A espécie, portanto, significa o todo que está no indivíduo, e contém em si as

diferenças individuais, como foi dito. É possível predicar “homem” de Sócrates porque tudo o

que está determinado no indivíduo, e que não é princípio essencial, encontra-se indeterminado

na espécie. No entanto, não é possível definir “Sócrates”, porque o indivíduo não pode ser

essencialmente conhecido em sua individualidade.

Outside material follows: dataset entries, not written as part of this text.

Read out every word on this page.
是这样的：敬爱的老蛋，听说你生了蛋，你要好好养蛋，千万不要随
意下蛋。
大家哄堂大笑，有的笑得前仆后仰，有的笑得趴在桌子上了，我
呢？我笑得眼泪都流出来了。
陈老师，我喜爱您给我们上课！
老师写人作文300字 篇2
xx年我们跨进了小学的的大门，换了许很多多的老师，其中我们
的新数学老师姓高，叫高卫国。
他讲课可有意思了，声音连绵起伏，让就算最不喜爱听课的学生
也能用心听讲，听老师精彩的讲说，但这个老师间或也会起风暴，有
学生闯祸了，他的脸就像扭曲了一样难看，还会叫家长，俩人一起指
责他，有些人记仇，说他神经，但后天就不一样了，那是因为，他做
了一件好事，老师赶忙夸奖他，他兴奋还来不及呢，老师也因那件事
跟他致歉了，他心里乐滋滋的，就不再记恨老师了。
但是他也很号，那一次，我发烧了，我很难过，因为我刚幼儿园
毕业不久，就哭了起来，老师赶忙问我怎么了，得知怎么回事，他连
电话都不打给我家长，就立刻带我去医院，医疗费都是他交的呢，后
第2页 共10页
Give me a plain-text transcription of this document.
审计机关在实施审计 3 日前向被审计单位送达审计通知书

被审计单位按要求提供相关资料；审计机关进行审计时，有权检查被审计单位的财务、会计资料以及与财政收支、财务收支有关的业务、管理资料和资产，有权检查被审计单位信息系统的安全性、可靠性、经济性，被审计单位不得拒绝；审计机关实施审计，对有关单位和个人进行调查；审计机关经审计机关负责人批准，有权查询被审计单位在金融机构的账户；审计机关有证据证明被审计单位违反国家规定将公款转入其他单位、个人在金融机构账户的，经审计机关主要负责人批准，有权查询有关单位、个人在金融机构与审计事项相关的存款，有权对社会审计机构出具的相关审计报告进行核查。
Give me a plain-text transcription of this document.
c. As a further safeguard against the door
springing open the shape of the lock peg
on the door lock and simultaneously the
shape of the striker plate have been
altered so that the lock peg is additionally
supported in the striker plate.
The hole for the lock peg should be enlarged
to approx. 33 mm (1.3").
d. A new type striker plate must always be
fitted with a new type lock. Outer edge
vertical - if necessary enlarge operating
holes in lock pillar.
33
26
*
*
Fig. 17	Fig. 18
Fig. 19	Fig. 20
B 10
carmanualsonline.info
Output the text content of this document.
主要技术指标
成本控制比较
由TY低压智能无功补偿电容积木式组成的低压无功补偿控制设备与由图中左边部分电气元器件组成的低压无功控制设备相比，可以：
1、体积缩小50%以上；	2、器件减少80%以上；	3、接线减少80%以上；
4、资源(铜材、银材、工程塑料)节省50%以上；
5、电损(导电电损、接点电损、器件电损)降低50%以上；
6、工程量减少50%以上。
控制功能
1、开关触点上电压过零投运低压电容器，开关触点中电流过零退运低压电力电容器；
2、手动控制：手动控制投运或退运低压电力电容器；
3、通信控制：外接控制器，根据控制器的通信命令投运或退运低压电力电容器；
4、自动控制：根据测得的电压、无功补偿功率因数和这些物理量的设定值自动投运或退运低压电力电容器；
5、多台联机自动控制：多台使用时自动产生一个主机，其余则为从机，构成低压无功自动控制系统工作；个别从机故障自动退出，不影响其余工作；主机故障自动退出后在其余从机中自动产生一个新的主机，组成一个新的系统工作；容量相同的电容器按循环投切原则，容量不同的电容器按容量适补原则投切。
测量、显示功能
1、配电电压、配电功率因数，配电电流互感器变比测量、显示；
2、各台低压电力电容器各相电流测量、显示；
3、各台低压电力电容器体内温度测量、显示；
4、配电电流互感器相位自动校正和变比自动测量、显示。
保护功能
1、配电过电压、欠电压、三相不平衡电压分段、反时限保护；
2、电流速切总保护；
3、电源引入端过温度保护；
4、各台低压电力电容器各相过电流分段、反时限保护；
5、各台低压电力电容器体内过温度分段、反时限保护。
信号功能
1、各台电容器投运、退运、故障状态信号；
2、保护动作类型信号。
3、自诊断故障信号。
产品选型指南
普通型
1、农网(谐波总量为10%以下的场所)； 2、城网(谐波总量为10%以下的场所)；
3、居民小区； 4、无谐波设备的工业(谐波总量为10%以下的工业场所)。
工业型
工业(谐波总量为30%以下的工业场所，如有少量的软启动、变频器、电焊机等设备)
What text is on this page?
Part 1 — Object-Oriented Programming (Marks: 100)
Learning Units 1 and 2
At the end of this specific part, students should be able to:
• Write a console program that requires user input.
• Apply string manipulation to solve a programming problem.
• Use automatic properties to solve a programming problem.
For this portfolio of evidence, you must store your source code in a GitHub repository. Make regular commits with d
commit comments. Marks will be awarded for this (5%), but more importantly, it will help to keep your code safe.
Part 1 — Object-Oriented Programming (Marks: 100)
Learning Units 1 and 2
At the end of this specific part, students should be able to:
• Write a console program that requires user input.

Não é possível definir essencialmente o indivíduo, porque obrigaria o intelecto a abstrair uma diferença formal entre indivíduos da mesma espécie, o que é impossível, visto que formalmente os indivíduos da mesma espécie são idênticos, ou seja, partilham do mesmo princípio formal.57

Não se diz que “Sócrates” tenha definição, porque a essência do indivíduo só pode

ser inteligida como espécie, ainda que se possa reconhecer sua individualidade. O indivíduo

pode ser, porém, universalmente conhecido por sua espécie. A matéria, portanto, “é o suporte

a partir do qual o intelecto humano apreende o princípio formal, por um processo ativo sobre

as notas sensoriais apreendidas do ente em sua materialidade”58.

3.2. A essência tomada como parte

Até agora tratamos da essência a modo de todo. Passaremos à essência a modo de

parte, que se dá com exclusão da matéria assinalada.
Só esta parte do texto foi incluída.